- Music
- 08 Sep 17
There’s no denying Tori Amos’ musicianship. The youngest student admitted to Baltimore’s Peabody Conservatory at the age of five, Amos has been playing piano since she could reach the keys. Sandwiched between a set of synths and a baby grand on the stage at the Bord Gais Energy Theatre, she’s in her element. There's no need for a band, she’s got enough sound, sometimes reaching for the baby grand with one hand and the keyboards with the other. Her independence as a solo musician and natural skill as a vocalist and pianist means that she’s also totally free up there to reach for as many notes as she can and hold them as long as she’d like.
Given the downsized, intimate nature that comes with being a solo performer, alone on a stage before the audience, you’d think that Amos would take the opportunity to connect with us in the crowd a little more. It's not that her onstage demeanour is cold, but there still seems to be some kind of a wall between audience and artist. She’s mostly just here to play songs. It’s a little while before she even talks to us and when she does, it’s a dig at, of course, Donald Trump. The aesthetically-minded back drop of a forest is replaced by a photoshopped Fox News logo reading Fake Muse Network, as Amos acknowledges the crazy times we live in, with, gratefully, no mention by name of the crazy man behind them. It’s more than a little out of place as the background for an otherwise ethereally flawless cover of Joni Mitchell’s “River”, maybe seasonally a little early given that it’s a Christmas song, but as she has the vocal range to cover it with a musical and emotional freedom, we’d be happy to hear it in the heat of July. It’s followed up by, of all things, a darkly emotional “Smells Like Teen Spirit” cover, which almost makes you wish she’d keep up the covers for more of the set.

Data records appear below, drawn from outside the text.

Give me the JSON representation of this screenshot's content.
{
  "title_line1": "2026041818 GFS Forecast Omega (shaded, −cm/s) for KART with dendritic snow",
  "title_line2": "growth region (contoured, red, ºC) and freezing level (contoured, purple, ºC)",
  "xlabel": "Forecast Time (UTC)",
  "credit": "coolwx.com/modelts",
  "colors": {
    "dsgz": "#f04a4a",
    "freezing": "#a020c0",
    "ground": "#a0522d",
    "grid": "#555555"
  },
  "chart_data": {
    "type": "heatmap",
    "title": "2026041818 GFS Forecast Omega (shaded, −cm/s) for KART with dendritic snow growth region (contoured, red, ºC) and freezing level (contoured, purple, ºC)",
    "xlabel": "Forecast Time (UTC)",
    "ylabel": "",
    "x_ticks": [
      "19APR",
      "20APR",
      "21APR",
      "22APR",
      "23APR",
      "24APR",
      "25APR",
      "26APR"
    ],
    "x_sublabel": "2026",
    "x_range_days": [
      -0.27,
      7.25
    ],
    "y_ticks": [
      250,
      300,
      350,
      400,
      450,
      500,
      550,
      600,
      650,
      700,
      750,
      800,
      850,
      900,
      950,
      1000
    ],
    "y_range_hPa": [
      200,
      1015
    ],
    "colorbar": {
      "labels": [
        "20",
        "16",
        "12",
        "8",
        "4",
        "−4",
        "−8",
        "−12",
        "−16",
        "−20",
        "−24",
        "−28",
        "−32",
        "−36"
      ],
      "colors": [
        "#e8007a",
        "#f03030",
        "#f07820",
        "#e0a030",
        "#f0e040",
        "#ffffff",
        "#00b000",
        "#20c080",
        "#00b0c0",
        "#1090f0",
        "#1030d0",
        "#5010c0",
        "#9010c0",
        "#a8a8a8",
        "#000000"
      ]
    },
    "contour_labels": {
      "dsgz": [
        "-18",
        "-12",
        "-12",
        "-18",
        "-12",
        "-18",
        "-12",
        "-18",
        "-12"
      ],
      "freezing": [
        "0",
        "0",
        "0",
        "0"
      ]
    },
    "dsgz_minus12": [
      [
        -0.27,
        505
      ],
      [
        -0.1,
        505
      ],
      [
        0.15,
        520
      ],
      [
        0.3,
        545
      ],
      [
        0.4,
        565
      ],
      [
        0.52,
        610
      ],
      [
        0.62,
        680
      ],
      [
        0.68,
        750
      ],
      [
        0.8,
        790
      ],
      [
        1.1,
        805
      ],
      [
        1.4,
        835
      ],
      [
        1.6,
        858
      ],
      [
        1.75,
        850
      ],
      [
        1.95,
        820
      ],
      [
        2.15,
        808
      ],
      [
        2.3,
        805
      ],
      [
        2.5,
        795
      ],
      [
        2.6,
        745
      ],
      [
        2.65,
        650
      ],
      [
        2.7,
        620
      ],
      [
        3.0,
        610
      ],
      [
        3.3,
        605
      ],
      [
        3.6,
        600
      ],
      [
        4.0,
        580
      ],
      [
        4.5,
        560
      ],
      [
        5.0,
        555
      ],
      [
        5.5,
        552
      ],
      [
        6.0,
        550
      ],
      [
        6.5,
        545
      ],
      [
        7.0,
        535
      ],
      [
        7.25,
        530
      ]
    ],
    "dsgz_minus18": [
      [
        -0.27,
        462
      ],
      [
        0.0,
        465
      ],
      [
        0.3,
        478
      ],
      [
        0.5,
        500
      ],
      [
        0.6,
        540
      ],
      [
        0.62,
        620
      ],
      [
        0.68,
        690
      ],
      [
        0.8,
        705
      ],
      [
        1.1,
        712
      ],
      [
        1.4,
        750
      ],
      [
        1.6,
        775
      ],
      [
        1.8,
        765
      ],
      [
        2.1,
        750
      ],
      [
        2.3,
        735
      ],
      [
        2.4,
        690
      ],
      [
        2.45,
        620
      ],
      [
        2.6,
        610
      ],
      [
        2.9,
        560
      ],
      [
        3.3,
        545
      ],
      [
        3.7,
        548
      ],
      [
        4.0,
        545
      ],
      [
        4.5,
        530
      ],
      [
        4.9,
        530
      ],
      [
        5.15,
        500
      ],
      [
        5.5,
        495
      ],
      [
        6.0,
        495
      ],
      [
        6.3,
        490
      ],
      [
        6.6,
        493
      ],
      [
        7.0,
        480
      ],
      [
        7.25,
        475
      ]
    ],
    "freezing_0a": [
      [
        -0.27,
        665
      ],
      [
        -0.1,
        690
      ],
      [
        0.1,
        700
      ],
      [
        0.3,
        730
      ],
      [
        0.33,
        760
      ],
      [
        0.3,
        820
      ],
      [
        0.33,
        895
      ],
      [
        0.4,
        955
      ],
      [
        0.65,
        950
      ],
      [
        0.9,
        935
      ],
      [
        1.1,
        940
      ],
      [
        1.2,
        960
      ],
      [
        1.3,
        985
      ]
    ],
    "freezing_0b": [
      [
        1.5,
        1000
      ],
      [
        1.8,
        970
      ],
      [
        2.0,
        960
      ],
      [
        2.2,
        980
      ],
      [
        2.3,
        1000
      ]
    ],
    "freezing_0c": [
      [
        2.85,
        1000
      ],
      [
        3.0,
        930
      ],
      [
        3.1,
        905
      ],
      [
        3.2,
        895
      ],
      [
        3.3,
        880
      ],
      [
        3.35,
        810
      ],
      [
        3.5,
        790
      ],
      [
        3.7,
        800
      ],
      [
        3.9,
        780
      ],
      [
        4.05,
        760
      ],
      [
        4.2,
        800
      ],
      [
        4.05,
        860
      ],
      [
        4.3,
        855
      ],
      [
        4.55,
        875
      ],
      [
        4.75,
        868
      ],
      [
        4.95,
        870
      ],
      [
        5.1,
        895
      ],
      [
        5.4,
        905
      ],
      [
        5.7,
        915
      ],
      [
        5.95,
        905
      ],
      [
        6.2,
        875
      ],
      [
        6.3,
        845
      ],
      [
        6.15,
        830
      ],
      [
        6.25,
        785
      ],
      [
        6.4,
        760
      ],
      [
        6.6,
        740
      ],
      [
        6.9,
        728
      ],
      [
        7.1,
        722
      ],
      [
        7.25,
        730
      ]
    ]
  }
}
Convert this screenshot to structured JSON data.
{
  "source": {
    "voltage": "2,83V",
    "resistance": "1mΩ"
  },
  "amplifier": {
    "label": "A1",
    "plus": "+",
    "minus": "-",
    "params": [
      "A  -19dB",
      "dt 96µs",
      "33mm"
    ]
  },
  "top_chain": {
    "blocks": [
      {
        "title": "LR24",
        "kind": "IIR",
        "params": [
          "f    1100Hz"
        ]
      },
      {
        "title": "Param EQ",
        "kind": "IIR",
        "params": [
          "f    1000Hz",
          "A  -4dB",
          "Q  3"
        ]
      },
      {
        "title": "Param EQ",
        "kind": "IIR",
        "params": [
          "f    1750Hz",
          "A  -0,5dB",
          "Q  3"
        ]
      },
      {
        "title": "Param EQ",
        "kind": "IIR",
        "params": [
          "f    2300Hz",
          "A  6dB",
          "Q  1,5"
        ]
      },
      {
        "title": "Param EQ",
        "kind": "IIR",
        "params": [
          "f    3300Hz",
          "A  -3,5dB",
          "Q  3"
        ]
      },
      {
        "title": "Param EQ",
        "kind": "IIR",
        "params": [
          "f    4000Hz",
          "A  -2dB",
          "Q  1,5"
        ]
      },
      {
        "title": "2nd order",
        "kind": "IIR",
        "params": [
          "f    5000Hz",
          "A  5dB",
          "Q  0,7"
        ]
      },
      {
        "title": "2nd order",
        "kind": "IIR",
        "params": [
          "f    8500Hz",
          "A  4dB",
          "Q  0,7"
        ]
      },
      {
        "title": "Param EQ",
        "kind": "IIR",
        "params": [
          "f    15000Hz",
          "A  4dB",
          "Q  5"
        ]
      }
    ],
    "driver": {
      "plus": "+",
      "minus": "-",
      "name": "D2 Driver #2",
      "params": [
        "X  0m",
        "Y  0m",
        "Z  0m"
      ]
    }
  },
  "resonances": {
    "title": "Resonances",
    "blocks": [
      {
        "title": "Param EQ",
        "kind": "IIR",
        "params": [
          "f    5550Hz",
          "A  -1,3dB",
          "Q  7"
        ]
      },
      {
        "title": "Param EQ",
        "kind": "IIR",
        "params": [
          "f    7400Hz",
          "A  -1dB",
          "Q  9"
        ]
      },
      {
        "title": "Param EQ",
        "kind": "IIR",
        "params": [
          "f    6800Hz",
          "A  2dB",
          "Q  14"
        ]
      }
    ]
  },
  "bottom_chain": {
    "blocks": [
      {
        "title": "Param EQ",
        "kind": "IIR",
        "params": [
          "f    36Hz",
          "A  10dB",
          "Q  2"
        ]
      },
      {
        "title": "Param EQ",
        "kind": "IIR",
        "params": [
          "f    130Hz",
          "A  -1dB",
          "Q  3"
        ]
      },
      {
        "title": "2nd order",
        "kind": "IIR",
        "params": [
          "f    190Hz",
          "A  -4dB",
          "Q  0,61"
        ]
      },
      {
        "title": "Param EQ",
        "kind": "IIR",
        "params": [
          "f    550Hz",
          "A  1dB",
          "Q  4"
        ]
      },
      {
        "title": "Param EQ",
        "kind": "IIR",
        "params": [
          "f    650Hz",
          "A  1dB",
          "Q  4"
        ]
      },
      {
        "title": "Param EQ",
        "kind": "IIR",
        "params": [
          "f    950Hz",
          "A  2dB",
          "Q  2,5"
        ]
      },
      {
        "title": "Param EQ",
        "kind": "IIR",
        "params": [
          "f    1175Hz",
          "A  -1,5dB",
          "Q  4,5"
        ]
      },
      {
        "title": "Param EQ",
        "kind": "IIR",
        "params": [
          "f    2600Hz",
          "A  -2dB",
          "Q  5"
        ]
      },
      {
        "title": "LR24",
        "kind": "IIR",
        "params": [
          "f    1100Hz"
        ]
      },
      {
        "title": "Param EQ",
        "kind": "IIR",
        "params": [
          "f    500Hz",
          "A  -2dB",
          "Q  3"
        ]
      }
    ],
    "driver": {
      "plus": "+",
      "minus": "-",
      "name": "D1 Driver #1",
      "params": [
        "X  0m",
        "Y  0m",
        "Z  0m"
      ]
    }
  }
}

Finale one ends with arguably one of her more well-known songs, “Sorta Fairytale”, which, as is the case with some of Amos’ classics, falls short lyrically, leaning on dramatic cliches. Yet, the power of her vocals and skills as a pianist enable her to turn it into something new. The audience demands an encore, and Amos obliges, but only for one more song. The crowd of devotees applauds and applauds in an effort to bring her back to the stage yet again. Still, no matter how loud they cheer, the house lights still rise, our cue to go home. She won’t be coming back tonight.